Açıkçası biz kendimizden geçerek ve büyük bir hırsla atıyorduk ! Ne de olsa, serde Türklük var 🙂

Zaman zaman insan, dünyada bu kadar açlık var iken, 60 ton domatesin ziyan edilmesi yazık değil mi ? diye düşünse de; Ülkemizde mahsul fazlalığından fiyatı düşmesin diye denize dökülmesinden iyidir diyor ve fazla düşünmeden işin eğlencesine ayak uyduruyoruz.

 

La Tomatina

Bu anı yaşamak mı ? Yoksa fotoğraflayıp ölümsüzleştirmek mi ? …

Bizim önceliğimiz fotoğraflamak olduğu için, makinalarımıza her hangi bir zarar gelmemesi için kendimize kuytu bir yer ve hatta her hangi bir evin balkonuna çıkmayı deneydiysek de, tüm evlerin kapıları metal plakalar ile kapatıldığından, değil balkona çıkmak apartmanlar girmek bile imkansızdı !

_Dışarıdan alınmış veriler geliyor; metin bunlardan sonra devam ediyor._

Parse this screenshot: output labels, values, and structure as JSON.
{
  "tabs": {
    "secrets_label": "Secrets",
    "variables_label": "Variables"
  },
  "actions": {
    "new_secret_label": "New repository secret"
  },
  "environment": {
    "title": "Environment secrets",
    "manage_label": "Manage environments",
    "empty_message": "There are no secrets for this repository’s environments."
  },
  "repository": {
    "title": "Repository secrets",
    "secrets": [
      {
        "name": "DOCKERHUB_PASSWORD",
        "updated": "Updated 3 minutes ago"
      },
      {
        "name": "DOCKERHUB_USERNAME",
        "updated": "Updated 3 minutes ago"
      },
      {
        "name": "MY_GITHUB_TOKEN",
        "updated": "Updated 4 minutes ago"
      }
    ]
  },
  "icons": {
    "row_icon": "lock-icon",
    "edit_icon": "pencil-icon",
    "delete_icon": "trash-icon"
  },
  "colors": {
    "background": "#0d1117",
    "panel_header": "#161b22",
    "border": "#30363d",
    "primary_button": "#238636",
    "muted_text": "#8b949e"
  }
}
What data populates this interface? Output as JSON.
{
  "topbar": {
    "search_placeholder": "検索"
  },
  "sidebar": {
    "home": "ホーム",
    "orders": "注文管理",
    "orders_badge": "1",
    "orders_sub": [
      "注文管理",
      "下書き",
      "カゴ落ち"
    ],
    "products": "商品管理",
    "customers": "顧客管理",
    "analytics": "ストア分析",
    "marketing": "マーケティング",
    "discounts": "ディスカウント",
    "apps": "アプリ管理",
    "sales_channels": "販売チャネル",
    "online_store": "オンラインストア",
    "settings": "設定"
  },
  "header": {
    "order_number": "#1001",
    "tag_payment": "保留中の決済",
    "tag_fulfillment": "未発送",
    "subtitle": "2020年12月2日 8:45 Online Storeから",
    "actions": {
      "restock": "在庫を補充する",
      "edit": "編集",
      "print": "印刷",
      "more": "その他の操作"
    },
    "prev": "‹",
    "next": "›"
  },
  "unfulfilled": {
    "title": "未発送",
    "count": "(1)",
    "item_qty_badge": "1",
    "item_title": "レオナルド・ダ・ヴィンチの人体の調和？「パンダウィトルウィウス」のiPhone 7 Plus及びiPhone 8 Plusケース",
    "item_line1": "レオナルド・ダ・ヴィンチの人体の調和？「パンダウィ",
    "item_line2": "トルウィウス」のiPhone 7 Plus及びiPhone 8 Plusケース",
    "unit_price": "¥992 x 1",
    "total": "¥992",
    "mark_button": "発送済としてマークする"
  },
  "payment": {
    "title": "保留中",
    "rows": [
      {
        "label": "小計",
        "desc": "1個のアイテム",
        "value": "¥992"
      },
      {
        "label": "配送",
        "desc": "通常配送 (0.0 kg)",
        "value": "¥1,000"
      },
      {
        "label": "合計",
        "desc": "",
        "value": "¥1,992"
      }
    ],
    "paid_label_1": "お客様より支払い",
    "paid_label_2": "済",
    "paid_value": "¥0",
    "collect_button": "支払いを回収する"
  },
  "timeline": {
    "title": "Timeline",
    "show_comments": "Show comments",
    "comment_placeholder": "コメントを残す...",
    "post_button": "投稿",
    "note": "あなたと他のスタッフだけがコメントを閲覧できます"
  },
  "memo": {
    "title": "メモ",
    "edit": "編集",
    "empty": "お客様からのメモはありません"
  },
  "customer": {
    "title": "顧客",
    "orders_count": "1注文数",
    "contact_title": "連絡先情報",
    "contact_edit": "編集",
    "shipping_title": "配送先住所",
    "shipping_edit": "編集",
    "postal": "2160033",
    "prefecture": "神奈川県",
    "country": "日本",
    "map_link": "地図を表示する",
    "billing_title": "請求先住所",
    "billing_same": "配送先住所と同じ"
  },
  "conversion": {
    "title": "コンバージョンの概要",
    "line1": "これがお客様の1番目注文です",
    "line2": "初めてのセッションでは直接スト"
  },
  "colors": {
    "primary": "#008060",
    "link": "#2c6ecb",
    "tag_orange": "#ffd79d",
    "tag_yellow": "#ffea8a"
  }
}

Gittikçe kalabalıklaşan caddede her hangi uygun bir yer bulmak da pek mümkün olmadığından kaderimize razı olarak olduğumuz yerden festivali izleyip, fotoğraflamaya başlıyoruz.

​Fakat ne fotoğraflamak ? Savaş muhabirleri gibi birbirimizi siper alarak ve ara sıra, kafamızı kaldırıp, ateş edercesine ve kahkahalar içerisinde rastgele foto atışlar yapmak, bugüne kadar hiç yaşamadığımız çok farklı, çok keyifli bir deneyimdi.

​Sonuç; Ne kadar sakınırsak sakınalım, her tarafımız ve fotoğraf makinamız tamamen domates içerisinde kaldı.  O anda makinanın bozulması hiç umurunuzda olmuyor da; tek dert ettiğiniz konu, fotoğrafların güzel  çıkması için objektifi silmek için kuru bir bez parçası bulmak !

Önünüzdeki herkesin en ufak kuru kalan bir kıyafetine can simidi gibi atlıyorduk.

​Ama iyi ki, bir balkona çıkmamışız ve bu güzel festivali tam göbeğinden doya doya hem yaşamış, hem de sanatsal bir değeri olmasa da keyifli anı fotoğrafları çekebilmişiz.

Tabii dönüşte makina tamire ve temizliğe gidiyor !

Ama ne olursa olsun, Nikon’a  o şartlarda dahi, sağladığı performanstan dolayı şapka çıkarıyorum.

Festival bitiminde kendinizi adeta bir domates çorbası içerisinde buluyorsunuz.

İçinde yatanlar, bir birlerine bardak bardak domates suyu dökenler arasından geçerken

sizi bekleyen sürpriz itfaiyenin hem sizi, hem de caddeyi tazyikli sulaması !… Bu sadece bir ön temizlik.

Detaylı temizlik ise, ya yakında bulunan bir ırmakta, ya da bazı evlerin bahçeye çıkardıkları hortumlar ile yıkanmak.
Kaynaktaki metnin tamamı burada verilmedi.